Release Date: September 1, 2012
Publisher: Little, Brown Books for Young Readers
Age Group: YA
Description (from Goodreads):
It's 1920s New York City. It's flappers and Follies, jazz and gin. It's after the war but before the depression. And for certain group of bright young things it's the opportunity to party like never before.
For Evie O'Neill, it's escape. She's never fit in in small town Ohio and when she causes yet another scandal, she's shipped off to stay with an uncle in the big city. But far from being exile, this is exactly what she's always wanted: the chance to show how thoroughly modern and incredibly daring she can be.
But New York City isn't about just jazz babies and follies girls. It has a darker side. Young women are being murdered across the city. And these aren't crimes of passion. They're gruesome. They're planned. They bear a strange resemblance to an obscure group of tarot cards. And the New York City police can't solve them alone.
Evie wasn't just escaping the stifling life of Ohio, she was running from the knowledge of what she could do. She has a secret. A mysterious power that could help catch the killer - if he doesn't catch her first.
Honestly, I did not really know what to expect from this book. The Goodreads rating was good, which is also a great sign and when I noticed that I would be able to get a used hardback of it from Amazon for like £2.50, I decided to order it and give it a chance. I cannot express how happy I am of the fact that I decided to do so.
It is the 1920s. Evie moves from Ohio to New York City to live with his uncle Will.
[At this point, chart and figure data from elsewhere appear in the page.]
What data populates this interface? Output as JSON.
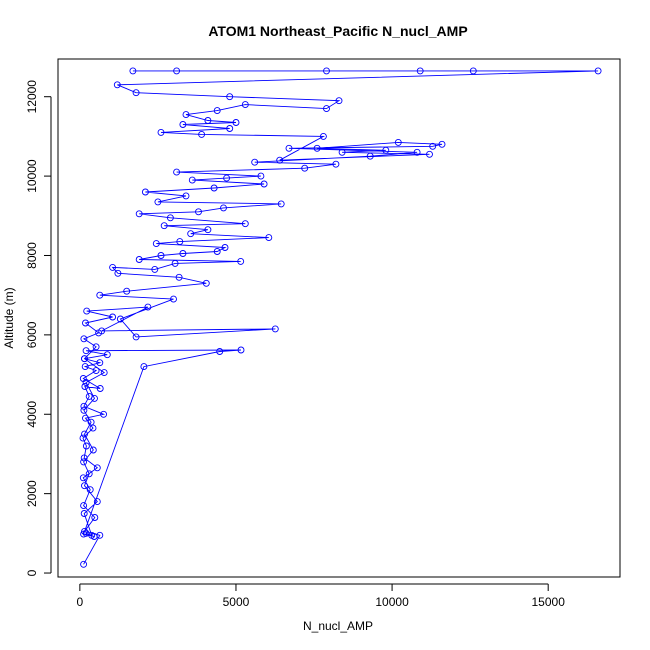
{
  "chart_data": {
    "type": "scatter",
    "title": "ATOM1 Northeast_Pacific N_nucl_AMP",
    "xlabel": "N_nucl_AMP",
    "ylabel": "Altitude (m)",
    "xlim": [
      -700,
      17300
    ],
    "ylim": [
      -100,
      12950
    ],
    "x_ticks": [
      0,
      5000,
      10000,
      15000
    ],
    "y_ticks": [
      0,
      2000,
      4000,
      6000,
      8000,
      10000,
      12000
    ],
    "grid": false,
    "legend": "none",
    "marker": "open-circle",
    "line_connected": true,
    "series_color": "#0000ff",
    "series": [
      {
        "x": [
          120,
          640,
          150,
          480,
          120,
          330,
          110,
          560,
          140,
          210,
          100,
          420,
          180,
          760,
          130,
          300,
          160,
          650,
          110,
          520,
          170,
          640,
          150,
          880,
          200,
          5160,
          4480,
          2050,
          120,
          460,
          200,
          380,
          140,
          560,
          150,
          300,
          120,
          430,
          150,
          360,
          130,
          470,
          200,
          780,
          150,
          520,
          130,
          600,
          180,
          1050,
          220,
          2180,
          700,
          6260,
          1800,
          1300,
          3000,
          640,
          1500,
          4050,
          3180,
          1220,
          1050,
          2400,
          3050,
          5150,
          1900,
          2600,
          3300,
          4400,
          4650,
          2450,
          3200,
          6050,
          3550,
          4100,
          2700,
          5300,
          2900,
          1900,
          3800,
          4600,
          6450,
          2500,
          3400,
          2100,
          4300,
          5900,
          3600,
          4700,
          5800,
          3100,
          7200,
          8200,
          5600,
          9300,
          10800,
          6700,
          11300,
          11600,
          10200,
          7600,
          9800,
          8400,
          11200,
          6400,
          7800,
          3900,
          2600,
          4800,
          3300,
          5000,
          4100,
          3400,
          4400,
          5300,
          7900,
          8300,
          4800,
          1800,
          1200,
          16600,
          12600,
          10900,
          7900,
          3100,
          1700
        ],
        "y": [
          220,
          950,
          1050,
          1400,
          1700,
          2100,
          2400,
          2650,
          2900,
          3200,
          3400,
          3650,
          3900,
          4000,
          4200,
          4450,
          4700,
          4650,
          4900,
          5100,
          5200,
          5300,
          5400,
          5500,
          5600,
          5620,
          5580,
          5200,
          980,
          920,
          1000,
          950,
          1500,
          1800,
          2200,
          2500,
          2800,
          3100,
          3500,
          3800,
          4100,
          4400,
          4800,
          5050,
          5400,
          5700,
          5900,
          6050,
          6300,
          6450,
          6600,
          6700,
          6100,
          6150,
          5950,
          6400,
          6900,
          7000,
          7100,
          7300,
          7450,
          7550,
          7700,
          7650,
          7800,
          7850,
          7900,
          8000,
          8050,
          8100,
          8200,
          8300,
          8350,
          8450,
          8550,
          8650,
          8750,
          8800,
          8950,
          9050,
          9100,
          9200,
          9300,
          9350,
          9500,
          9600,
          9700,
          9800,
          9900,
          9950,
          10000,
          10100,
          10200,
          10300,
          10350,
          10500,
          10600,
          10700,
          10750,
          10800,
          10850,
          10700,
          10650,
          10600,
          10550,
          10400,
          11000,
          11050,
          11100,
          11200,
          11300,
          11350,
          11400,
          11550,
          11650,
          11800,
          11700,
          11900,
          12000,
          12100,
          12300,
          12650,
          12650,
          12650,
          12650,
          12650,
          12650
        ]
      }
    ]
  }
}
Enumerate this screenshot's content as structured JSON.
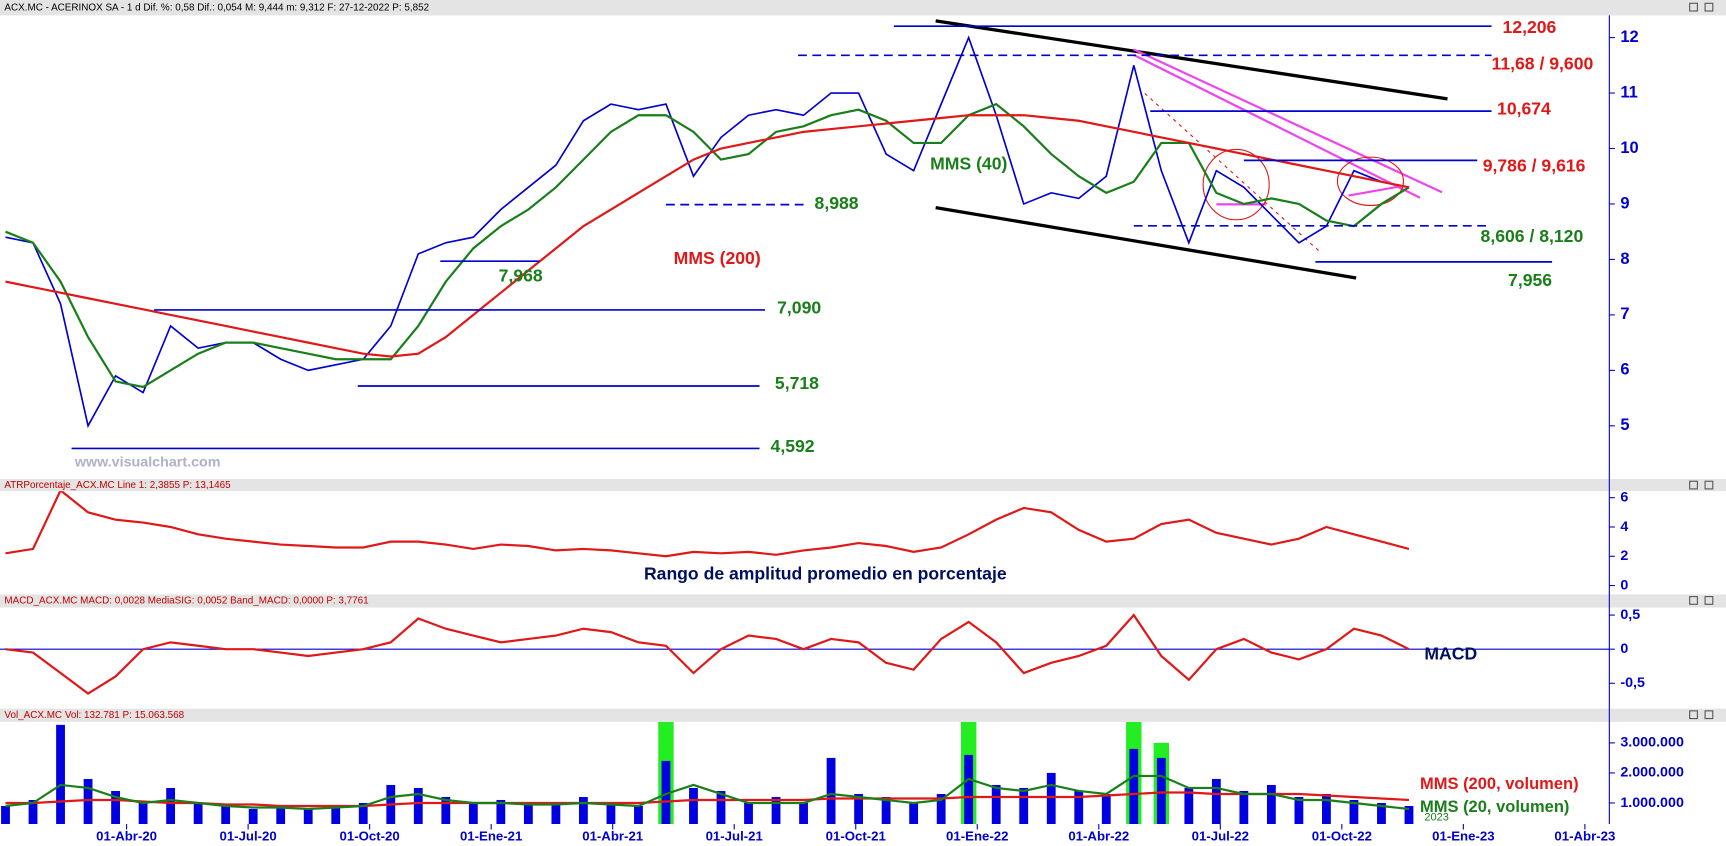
{
  "chart_data": [
    {
      "type": "line",
      "title": "ACX.MC - ACERINOX SA -  1 d  Dif. %: 0,58  Dif.: 0,054  M: 9,444  m: 9,312  F: 27-12-2022  P: 5,852",
      "watermark": "www.visualchart.com",
      "ylim": [
        4.1,
        12.4
      ],
      "yticks": [
        5,
        6,
        7,
        8,
        9,
        10,
        11,
        12
      ],
      "series": [
        {
          "color": "#0000d0",
          "values": [
            8.4,
            8.3,
            7.2,
            5.0,
            5.9,
            5.6,
            6.8,
            6.4,
            6.5,
            6.5,
            6.2,
            6.0,
            6.1,
            6.2,
            6.8,
            8.1,
            8.3,
            8.4,
            8.9,
            9.3,
            9.7,
            10.5,
            10.8,
            10.7,
            10.8,
            9.5,
            10.2,
            10.6,
            10.7,
            10.6,
            11.0,
            11.0,
            9.9,
            9.6,
            10.8,
            12.0,
            10.6,
            9.0,
            9.2,
            9.1,
            9.5,
            11.5,
            9.6,
            8.3,
            9.6,
            9.3,
            8.8,
            8.3,
            8.6,
            9.6,
            9.4,
            9.3
          ]
        },
        {
          "name": "MMS (40)",
          "color": "#1a7f1a",
          "values": [
            8.5,
            8.3,
            7.6,
            6.6,
            5.8,
            5.7,
            6.0,
            6.3,
            6.5,
            6.5,
            6.4,
            6.3,
            6.2,
            6.2,
            6.2,
            6.8,
            7.6,
            8.2,
            8.6,
            8.9,
            9.3,
            9.8,
            10.3,
            10.6,
            10.6,
            10.3,
            9.8,
            9.9,
            10.3,
            10.4,
            10.6,
            10.7,
            10.5,
            10.1,
            10.1,
            10.6,
            10.8,
            10.4,
            9.9,
            9.5,
            9.2,
            9.4,
            10.1,
            10.1,
            9.2,
            9.0,
            9.1,
            9.0,
            8.7,
            8.6,
            9.0,
            9.3
          ]
        },
        {
          "name": "MMS (200)",
          "color": "#e01818",
          "values": [
            7.6,
            7.5,
            7.4,
            7.3,
            7.2,
            7.1,
            7.0,
            6.9,
            6.8,
            6.7,
            6.6,
            6.5,
            6.4,
            6.3,
            6.25,
            6.3,
            6.6,
            7.0,
            7.4,
            7.8,
            8.2,
            8.6,
            8.9,
            9.2,
            9.5,
            9.8,
            10.0,
            10.1,
            10.2,
            10.3,
            10.35,
            10.4,
            10.45,
            10.5,
            10.55,
            10.6,
            10.6,
            10.6,
            10.55,
            10.5,
            10.4,
            10.3,
            10.2,
            10.1,
            10.0,
            9.9,
            9.8,
            9.7,
            9.6,
            9.5,
            9.4,
            9.3
          ]
        }
      ],
      "levels": [
        {
          "label": "12,206",
          "value": 12.206,
          "color": "#e01818"
        },
        {
          "label": "11,68 / 9,600",
          "value": 11.68,
          "color": "#e01818"
        },
        {
          "label": "10,674",
          "value": 10.674,
          "color": "#e01818"
        },
        {
          "label": "9,786 / 9,616",
          "value": 9.786,
          "color": "#e01818"
        },
        {
          "label": "8,606 / 8,120",
          "value": 8.606,
          "color": "#1a7f1a"
        },
        {
          "label": "7,956",
          "value": 7.956,
          "color": "#1a7f1a"
        },
        {
          "label": "8,988",
          "value": 8.988,
          "color": "#1a7f1a"
        },
        {
          "label": "7,968",
          "value": 7.968,
          "color": "#1a7f1a"
        },
        {
          "label": "7,090",
          "value": 7.09,
          "color": "#1a7f1a"
        },
        {
          "label": "5,718",
          "value": 5.718,
          "color": "#1a7f1a"
        },
        {
          "label": "4,592",
          "value": 4.592,
          "color": "#1a7f1a"
        }
      ]
    },
    {
      "type": "line",
      "title": "ATRPorcentaje_ACX.MC  Line 1: 2,3855  P: 13,1465",
      "subtitle": "Rango de amplitud promedio en porcentaje",
      "ylim": [
        -0.38,
        6.45
      ],
      "yticks": [
        0,
        2,
        4,
        6
      ],
      "series": [
        {
          "color": "#e01818",
          "values": [
            2.2,
            2.5,
            6.5,
            5.0,
            4.5,
            4.3,
            4.0,
            3.5,
            3.2,
            3.0,
            2.8,
            2.7,
            2.6,
            2.6,
            3.0,
            3.0,
            2.8,
            2.5,
            2.8,
            2.7,
            2.4,
            2.5,
            2.4,
            2.2,
            2.0,
            2.3,
            2.2,
            2.3,
            2.1,
            2.4,
            2.6,
            2.9,
            2.7,
            2.3,
            2.6,
            3.5,
            4.5,
            5.3,
            5.0,
            3.8,
            3.0,
            3.2,
            4.2,
            4.5,
            3.6,
            3.2,
            2.8,
            3.2,
            4.0,
            3.5,
            3.0,
            2.5
          ]
        }
      ]
    },
    {
      "type": "line",
      "title": "MACD_ACX.MC  MACD: 0,0028  MediaSIG: 0,0052  Band_MACD: 0,0000  P: 3,7761",
      "subtitle": "MACD",
      "ylim": [
        -0.84,
        0.61
      ],
      "yticks": [
        {
          "value": -0.5,
          "label": "-0,5"
        },
        0,
        {
          "value": 0.5,
          "label": "0,5"
        }
      ],
      "series": [
        {
          "color": "#e01818",
          "values": [
            0.0,
            -0.05,
            -0.35,
            -0.65,
            -0.4,
            0.0,
            0.1,
            0.05,
            0.0,
            0.0,
            -0.05,
            -0.1,
            -0.05,
            0.0,
            0.1,
            0.45,
            0.3,
            0.2,
            0.1,
            0.15,
            0.2,
            0.3,
            0.25,
            0.1,
            0.05,
            -0.35,
            0.0,
            0.2,
            0.15,
            0.0,
            0.15,
            0.1,
            -0.2,
            -0.3,
            0.15,
            0.4,
            0.1,
            -0.35,
            -0.2,
            -0.1,
            0.05,
            0.5,
            -0.1,
            -0.45,
            0.0,
            0.15,
            -0.05,
            -0.15,
            0.0,
            0.3,
            0.2,
            0.0
          ]
        }
      ]
    },
    {
      "type": "bar",
      "title": "Vol_ACX.MC  Vol: 132.781  P: 15.063.568",
      "annotation": "2023",
      "ylim": [
        300000,
        3700000
      ],
      "yticks": [
        {
          "value": 1000000,
          "label": "1.000.000"
        },
        {
          "value": 2000000,
          "label": "2.000.000"
        },
        {
          "value": 3000000,
          "label": "3.000.000"
        }
      ],
      "x_labels": [
        "01-Abr-20",
        "01-Jul-20",
        "01-Oct-20",
        "01-Ene-21",
        "01-Abr-21",
        "01-Jul-21",
        "01-Oct-21",
        "01-Ene-22",
        "01-Abr-22",
        "01-Jul-22",
        "01-Oct-22",
        "01-Ene-23",
        "01-Abr-23"
      ],
      "series": [
        {
          "color": "#0000e0",
          "values": [
            900000,
            1100000,
            3600000,
            1800000,
            1400000,
            1000000,
            1500000,
            1000000,
            900000,
            800000,
            900000,
            800000,
            900000,
            1000000,
            1600000,
            1500000,
            1200000,
            1000000,
            1100000,
            1000000,
            1000000,
            1200000,
            1000000,
            900000,
            2400000,
            1500000,
            1400000,
            1000000,
            1200000,
            1000000,
            2500000,
            1300000,
            1200000,
            1000000,
            1300000,
            2600000,
            1600000,
            1500000,
            2000000,
            1400000,
            1300000,
            2800000,
            2500000,
            1500000,
            1800000,
            1400000,
            1600000,
            1200000,
            1300000,
            1100000,
            1000000,
            900000
          ]
        },
        {
          "color": "#22ee22",
          "values": [
            null,
            null,
            null,
            null,
            null,
            null,
            null,
            null,
            null,
            null,
            null,
            null,
            null,
            null,
            null,
            null,
            null,
            null,
            null,
            null,
            null,
            null,
            null,
            null,
            3700000,
            null,
            null,
            null,
            null,
            null,
            null,
            null,
            null,
            null,
            null,
            3700000,
            null,
            null,
            null,
            null,
            null,
            3700000,
            3000000,
            null,
            null,
            null,
            null,
            null,
            null,
            null,
            null,
            null
          ]
        },
        {
          "name": "MMS (200, volumen)",
          "color": "#e01818",
          "values": [
            1000000,
            1000000,
            1050000,
            1100000,
            1100000,
            1050000,
            1000000,
            1000000,
            950000,
            950000,
            900000,
            900000,
            900000,
            900000,
            950000,
            1000000,
            1000000,
            1000000,
            1000000,
            1000000,
            1000000,
            1000000,
            1000000,
            1000000,
            1050000,
            1100000,
            1100000,
            1100000,
            1100000,
            1100000,
            1150000,
            1150000,
            1150000,
            1150000,
            1150000,
            1200000,
            1200000,
            1200000,
            1200000,
            1200000,
            1250000,
            1300000,
            1350000,
            1350000,
            1300000,
            1300000,
            1300000,
            1300000,
            1250000,
            1200000,
            1150000,
            1100000
          ]
        },
        {
          "name": "MMS (20, volumen)",
          "color": "#1a7f1a",
          "values": [
            900000,
            1000000,
            1600000,
            1500000,
            1200000,
            1000000,
            1100000,
            1000000,
            900000,
            850000,
            850000,
            800000,
            850000,
            900000,
            1200000,
            1300000,
            1100000,
            1000000,
            1000000,
            950000,
            950000,
            1000000,
            950000,
            900000,
            1300000,
            1600000,
            1300000,
            1000000,
            1000000,
            1000000,
            1300000,
            1200000,
            1100000,
            1000000,
            1100000,
            1800000,
            1500000,
            1400000,
            1600000,
            1400000,
            1300000,
            1900000,
            1900000,
            1500000,
            1500000,
            1300000,
            1300000,
            1100000,
            1100000,
            1000000,
            900000,
            800000
          ]
        }
      ]
    }
  ]
}
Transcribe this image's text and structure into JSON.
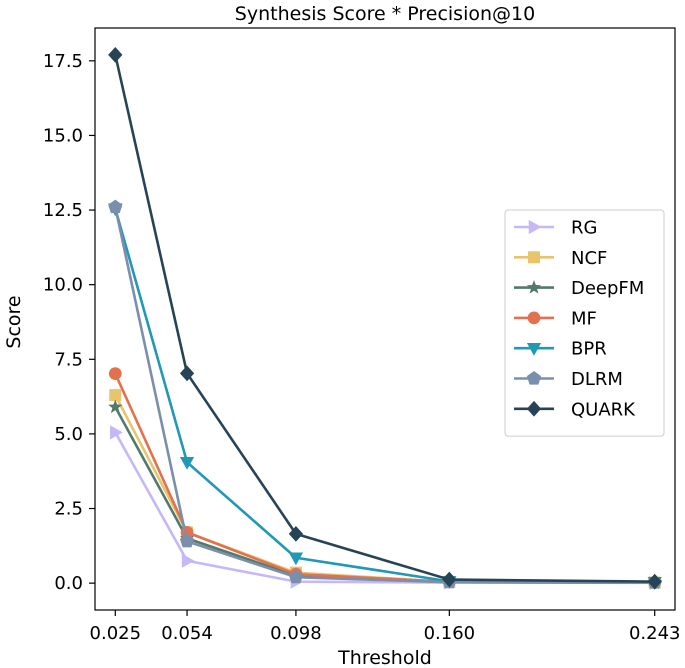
{
  "chart_data": {
    "type": "line",
    "title": "Synthesis Score * Precision@10",
    "xlabel": "Threshold",
    "ylabel": "Score",
    "x": [
      0.025,
      0.054,
      0.098,
      0.16,
      0.243
    ],
    "x_tick_labels": [
      "0.025",
      "0.054",
      "0.098",
      "0.160",
      "0.243"
    ],
    "y_ticks": [
      0.0,
      2.5,
      5.0,
      7.5,
      10.0,
      12.5,
      15.0,
      17.5
    ],
    "y_tick_labels": [
      "0.0",
      "2.5",
      "5.0",
      "7.5",
      "10.0",
      "12.5",
      "15.0",
      "17.5"
    ],
    "xlim": [
      0.0168,
      0.2512
    ],
    "ylim": [
      -0.9,
      18.6
    ],
    "grid": false,
    "legend_position": "center-right",
    "series": [
      {
        "name": "RG",
        "color": "#c6b7f6",
        "marker": "triangle-right",
        "values": [
          5.05,
          0.75,
          0.05,
          0.02,
          0.01
        ]
      },
      {
        "name": "NCF",
        "color": "#e8c46c",
        "marker": "square",
        "values": [
          6.3,
          1.7,
          0.35,
          0.04,
          0.02
        ]
      },
      {
        "name": "DeepFM",
        "color": "#527a6a",
        "marker": "star",
        "values": [
          5.9,
          1.5,
          0.25,
          0.03,
          0.02
        ]
      },
      {
        "name": "MF",
        "color": "#e2714f",
        "marker": "circle",
        "values": [
          7.02,
          1.7,
          0.3,
          0.04,
          0.02
        ]
      },
      {
        "name": "BPR",
        "color": "#2198b5",
        "marker": "triangle-down",
        "values": [
          12.55,
          4.05,
          0.85,
          0.06,
          0.03
        ]
      },
      {
        "name": "DLRM",
        "color": "#7a8fab",
        "marker": "pentagon",
        "values": [
          12.6,
          1.4,
          0.2,
          0.03,
          0.02
        ]
      },
      {
        "name": "QUARK",
        "color": "#274456",
        "marker": "diamond",
        "values": [
          17.7,
          7.03,
          1.65,
          0.12,
          0.05
        ]
      }
    ]
  }
}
The prospect of living in New York is like a dream come through to her - she dreams of the flappers and follies, the gin and the parties and the prospect of falling in love with someone special or several not so special guys. But it does not take long for Evie to realize that New York also has its dark side and that she has a very close connection to it.
I love the 20s, and I love New York City, so the setting of the book was a spot on for me. While reading the book I was able to see all the glamour and the well dressed people in the secret clubs protected with passwords. Evie is an interesting character - at points she is extremely selfish and does not think about the consequences of her actions, but at the same time she can also be very responsible, brave and intelligent. I think the fact that there were also things that I did not like about her made her more realistic and thus a character more easier to relate with.
Even though Evie could be called the "main" character of the novel, there are also several other characters the story follows. Thus, the novel is not only the story of Evie, but also a story of other people similar to her and people who are part of her life. I really liked the fact that the so-called "side characters" were also very well established and really served a purpose in the story and eventually they almost became like protagonists along Evie with their own stories and their own battles. I really liked Mabel, Evie's best friend - she is intelligent and interesting, but also a bit shy and not quite sure of what she wants from her future and what she wants to stand for. The romance in the story was not what I expected, which I loved - there was no instalove and at least I was not able to guess who the main love interest will be until the first clear signs of it were given by Bray.
Bray's writing is phenomenal. I was sucked to the story from the beginning until the end and I felt like I just need to keep reading to know more. The pacing of the story is brilliant and there really weren't any boring moments in the novel, which sometimes happens with a long book like this. The story itself was nothing like I expected - it is so complex it is hard to explain, to be honest and the description does not really do justice for it.
The Diviners was a truly enjoyable and exciting novel with a great ensemble of characters that I could not help but to fall in love with. I want the sequel right now and I really don't know how I will be able to wait.